Somali organization promoting women's access to legal representation

Puntland Women Lawyers Association (PUWLA) is a Somali organization that had visible impact on communities in the Puntland region in the aspect of legal services and access to justice for women, which changed the status quo. Through PUWLA, Puntland women seek legal aid for cases of abuse, neglect, rape, and other crimes. It is often said that Somali culture stigmatizes women who go to court to file a complaint about a male perpetrator, be it her husband, brother, cousin, or even a stranger, despite the fact that it is a right in Islamic law and the Somali constitution. In this culture, the woman is supposed to go through her clan membership, which requires following a hierarchy by first going to her male relative or traditional elder, who in turn would reach out to the traditional elder of the male perpetrator. But this changed with PUWLA free services because women are seeking the protection of the law.
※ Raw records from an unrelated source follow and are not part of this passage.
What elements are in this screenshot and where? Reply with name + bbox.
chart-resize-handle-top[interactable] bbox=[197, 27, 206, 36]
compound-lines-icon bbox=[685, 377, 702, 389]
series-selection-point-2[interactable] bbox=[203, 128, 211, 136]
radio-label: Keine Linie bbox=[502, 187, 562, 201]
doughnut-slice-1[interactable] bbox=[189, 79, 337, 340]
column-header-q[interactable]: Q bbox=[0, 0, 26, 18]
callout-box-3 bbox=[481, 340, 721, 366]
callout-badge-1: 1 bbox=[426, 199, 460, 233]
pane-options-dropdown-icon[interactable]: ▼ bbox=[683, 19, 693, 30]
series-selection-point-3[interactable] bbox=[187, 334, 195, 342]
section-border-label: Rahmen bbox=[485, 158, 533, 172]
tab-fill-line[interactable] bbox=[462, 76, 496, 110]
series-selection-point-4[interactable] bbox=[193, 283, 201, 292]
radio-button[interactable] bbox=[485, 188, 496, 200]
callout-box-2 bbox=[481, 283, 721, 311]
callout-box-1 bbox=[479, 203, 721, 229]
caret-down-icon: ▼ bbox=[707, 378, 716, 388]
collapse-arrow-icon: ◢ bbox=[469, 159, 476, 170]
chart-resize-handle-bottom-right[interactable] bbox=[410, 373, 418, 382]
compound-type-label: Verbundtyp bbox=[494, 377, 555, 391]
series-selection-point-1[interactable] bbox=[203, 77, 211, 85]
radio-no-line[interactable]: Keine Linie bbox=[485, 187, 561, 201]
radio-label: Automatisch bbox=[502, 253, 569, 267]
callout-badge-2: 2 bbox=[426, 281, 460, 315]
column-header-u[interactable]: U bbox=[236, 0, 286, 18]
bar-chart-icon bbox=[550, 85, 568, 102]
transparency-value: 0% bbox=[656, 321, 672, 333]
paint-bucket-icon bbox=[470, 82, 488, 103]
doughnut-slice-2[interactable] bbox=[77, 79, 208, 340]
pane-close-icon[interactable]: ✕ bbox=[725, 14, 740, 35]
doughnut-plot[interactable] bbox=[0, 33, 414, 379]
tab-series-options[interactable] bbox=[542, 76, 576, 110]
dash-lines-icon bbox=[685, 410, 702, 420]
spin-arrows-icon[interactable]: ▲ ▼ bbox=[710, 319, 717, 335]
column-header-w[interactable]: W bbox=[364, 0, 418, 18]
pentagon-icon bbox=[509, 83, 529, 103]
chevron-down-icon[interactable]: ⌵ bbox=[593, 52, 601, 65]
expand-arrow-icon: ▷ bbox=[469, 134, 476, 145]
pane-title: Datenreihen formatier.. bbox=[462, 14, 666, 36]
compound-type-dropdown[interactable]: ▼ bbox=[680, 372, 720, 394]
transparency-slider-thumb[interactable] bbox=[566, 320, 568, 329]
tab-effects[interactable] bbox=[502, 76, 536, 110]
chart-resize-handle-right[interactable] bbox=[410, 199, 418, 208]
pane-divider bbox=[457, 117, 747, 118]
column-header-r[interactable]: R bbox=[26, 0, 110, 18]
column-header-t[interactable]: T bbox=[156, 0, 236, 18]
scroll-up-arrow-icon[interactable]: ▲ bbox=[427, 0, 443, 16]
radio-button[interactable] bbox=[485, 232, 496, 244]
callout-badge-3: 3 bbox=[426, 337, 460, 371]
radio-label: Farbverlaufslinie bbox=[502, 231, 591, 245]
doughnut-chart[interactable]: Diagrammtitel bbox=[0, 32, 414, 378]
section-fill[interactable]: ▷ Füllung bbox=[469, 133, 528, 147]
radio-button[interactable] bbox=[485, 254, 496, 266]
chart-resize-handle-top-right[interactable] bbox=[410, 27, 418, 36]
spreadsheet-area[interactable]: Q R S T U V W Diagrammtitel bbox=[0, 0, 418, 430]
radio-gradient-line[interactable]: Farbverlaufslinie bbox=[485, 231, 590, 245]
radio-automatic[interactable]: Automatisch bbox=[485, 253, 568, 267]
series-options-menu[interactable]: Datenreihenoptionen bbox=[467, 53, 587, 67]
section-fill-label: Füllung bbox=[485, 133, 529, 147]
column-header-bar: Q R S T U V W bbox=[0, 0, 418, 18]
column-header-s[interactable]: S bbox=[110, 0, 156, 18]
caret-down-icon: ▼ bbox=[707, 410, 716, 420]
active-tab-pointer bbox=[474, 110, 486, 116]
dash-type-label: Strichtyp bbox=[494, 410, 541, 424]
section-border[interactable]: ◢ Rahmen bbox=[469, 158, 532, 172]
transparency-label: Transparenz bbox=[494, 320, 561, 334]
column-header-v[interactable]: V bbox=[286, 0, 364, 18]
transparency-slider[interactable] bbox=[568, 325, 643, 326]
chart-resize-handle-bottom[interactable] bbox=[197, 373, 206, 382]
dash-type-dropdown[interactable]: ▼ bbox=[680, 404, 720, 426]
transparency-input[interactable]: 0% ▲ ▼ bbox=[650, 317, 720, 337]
The movement started when female graduates from the Faculty of Law of one of the local universities decided to combine their human energy to provide services to the community using their legal skills and as a result they established an initiative to provide free legal services to the community. The organization has two offices in Puntland, one office in Garowe, the capital city of Puntland, and another in Bossaso, the commercial hub. The services they provide include legal counseling, mediation, and appointing lawyers that represent women in criminal cases. PUWLA works with many actors including Puntland Police, the Attorney General's office, Ministry of Justice, and both military and civil courts in the region. PUWLA currently has 25 members that perform different duties within the organization, including lawyers, paralegals, GBV case workers, human rights officers, and advocates and lobbyists that work closely with the Ministry of Justice to influence policy making. Some of the cases they undertake include rape cases, Gender-based violence (GBV) cases, and other crimes against women.